For all these reasons – the fundamental need for market data and the common use cases retail investors have with respect to accessing this data efficiently and affordably – consolidated tapes can play a crucial role in any market structure. A comprehensive, high-quality, timely and consistent view of the markets streamlines numerous processes. Retail investors and the institutional investors who serve them stand to benefit most, but compliance professionals, regulators and sell-side execution quality analysts can also use these feeds as a benchmark for compliance and transaction quality analysis. Providing this data gets at the heart of what it means to protect investors and promote efficiency in the markets, concepts that figure prominently into the mission statements of regulators globally.

It’s important to note that the implementation of a consolidated tape does not mean the end of proprietary exchange data products, as they offer a level of latency and order book depth that goes beyond core market data. Furthermore, market data is unique to each venue – it is not interchangeable. For firms requiring this information, exchange products will continue to play an important role in their processes as they seek to differentiate their offerings and serve their clients.

But acknowledging the need for consolidated feeds is not enough – they must be implemented in a way that promotes transparency and ease of use. Organizations committing capital to develop these offerings must be aware of the fees, specifications and administrative requirements. The rollout process must be phased to ensure incremental progress and development. In addition, consolidated tapes need a common data model – the data must mean the same thing across all types of venues to allow for comparison. Compliance can be promoted through the use of required fields, such as mandatory disclosures of data at the provider level.

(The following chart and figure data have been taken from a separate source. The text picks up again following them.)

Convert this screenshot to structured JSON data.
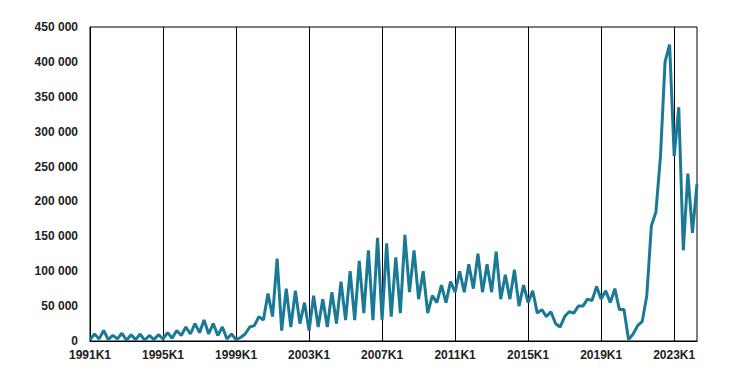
{
  "chart_data": {
    "type": "line",
    "color": "#1a7a96",
    "grid": true,
    "categories": [
      "1991K1",
      null,
      null,
      null,
      null,
      null,
      null,
      null,
      null,
      null,
      null,
      null,
      null,
      null,
      null,
      null,
      "1995K1",
      null,
      null,
      null,
      null,
      null,
      null,
      null,
      null,
      null,
      null,
      null,
      null,
      null,
      null,
      null,
      "1999K1",
      null,
      null,
      null,
      null,
      null,
      null,
      null,
      null,
      null,
      null,
      null,
      null,
      null,
      null,
      null,
      "2003K1",
      null,
      null,
      null,
      null,
      null,
      null,
      null,
      null,
      null,
      null,
      null,
      null,
      null,
      null,
      null,
      "2007K1",
      null,
      null,
      null,
      null,
      null,
      null,
      null,
      null,
      null,
      null,
      null,
      null,
      null,
      null,
      null,
      "2011K1",
      null,
      null,
      null,
      null,
      null,
      null,
      null,
      null,
      null,
      null,
      null,
      null,
      null,
      null,
      null,
      "2015K1",
      null,
      null,
      null,
      null,
      null,
      null,
      null,
      null,
      null,
      null,
      null,
      null,
      null,
      null,
      null,
      "2019K1",
      null,
      null,
      null,
      null,
      null,
      null,
      null,
      null,
      null,
      null,
      null,
      null,
      null,
      null,
      null,
      "2023K1",
      null,
      null,
      null,
      null,
      null
    ],
    "values": [
      2000,
      10000,
      3000,
      15000,
      2000,
      8000,
      3000,
      11000,
      1000,
      9000,
      2000,
      10000,
      1000,
      8000,
      2000,
      9000,
      3000,
      12000,
      4000,
      15000,
      8000,
      20000,
      10000,
      25000,
      12000,
      30000,
      10000,
      25000,
      8000,
      20000,
      3000,
      10000,
      2000,
      5000,
      10000,
      20000,
      22000,
      35000,
      30000,
      68000,
      35000,
      118000,
      15000,
      75000,
      20000,
      72000,
      25000,
      55000,
      15000,
      65000,
      20000,
      60000,
      20000,
      70000,
      25000,
      85000,
      30000,
      100000,
      30000,
      115000,
      40000,
      130000,
      30000,
      148000,
      30000,
      140000,
      35000,
      120000,
      40000,
      152000,
      70000,
      130000,
      60000,
      100000,
      40000,
      65000,
      55000,
      80000,
      55000,
      85000,
      70000,
      100000,
      70000,
      110000,
      75000,
      125000,
      70000,
      110000,
      70000,
      128000,
      60000,
      95000,
      60000,
      102000,
      50000,
      80000,
      55000,
      72000,
      40000,
      45000,
      35000,
      42000,
      25000,
      20000,
      35000,
      42000,
      40000,
      50000,
      50000,
      60000,
      58000,
      78000,
      60000,
      72000,
      55000,
      75000,
      45000,
      45000,
      2000,
      10000,
      22000,
      28000,
      65000,
      165000,
      185000,
      265000,
      400000,
      425000,
      265000,
      335000,
      130000,
      240000,
      155000,
      225000
    ],
    "ylim": [
      0,
      450000
    ],
    "yticks": [
      0,
      {
        "value": 50000,
        "label": "50 000"
      },
      {
        "value": 100000,
        "label": "100 000"
      },
      {
        "value": 150000,
        "label": "150 000"
      },
      {
        "value": 200000,
        "label": "200 000"
      },
      {
        "value": 250000,
        "label": "250 000"
      },
      {
        "value": 300000,
        "label": "300 000"
      },
      {
        "value": 350000,
        "label": "350 000"
      },
      {
        "value": 400000,
        "label": "400 000"
      },
      {
        "value": 450000,
        "label": "450 000"
      }
    ]
  }
}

The role and implementation of consolidated tape offerings is not without controversy. Given the myriad of stakeholders and the economics of market data, it is difficult to achieve consensus on topics relating to market data, but most agree that a comprehensive and consistent view of basic trade and quote information has the potential to empower retail investors and improve investor confidence. This is a worthy goal that we should all be able to rally around.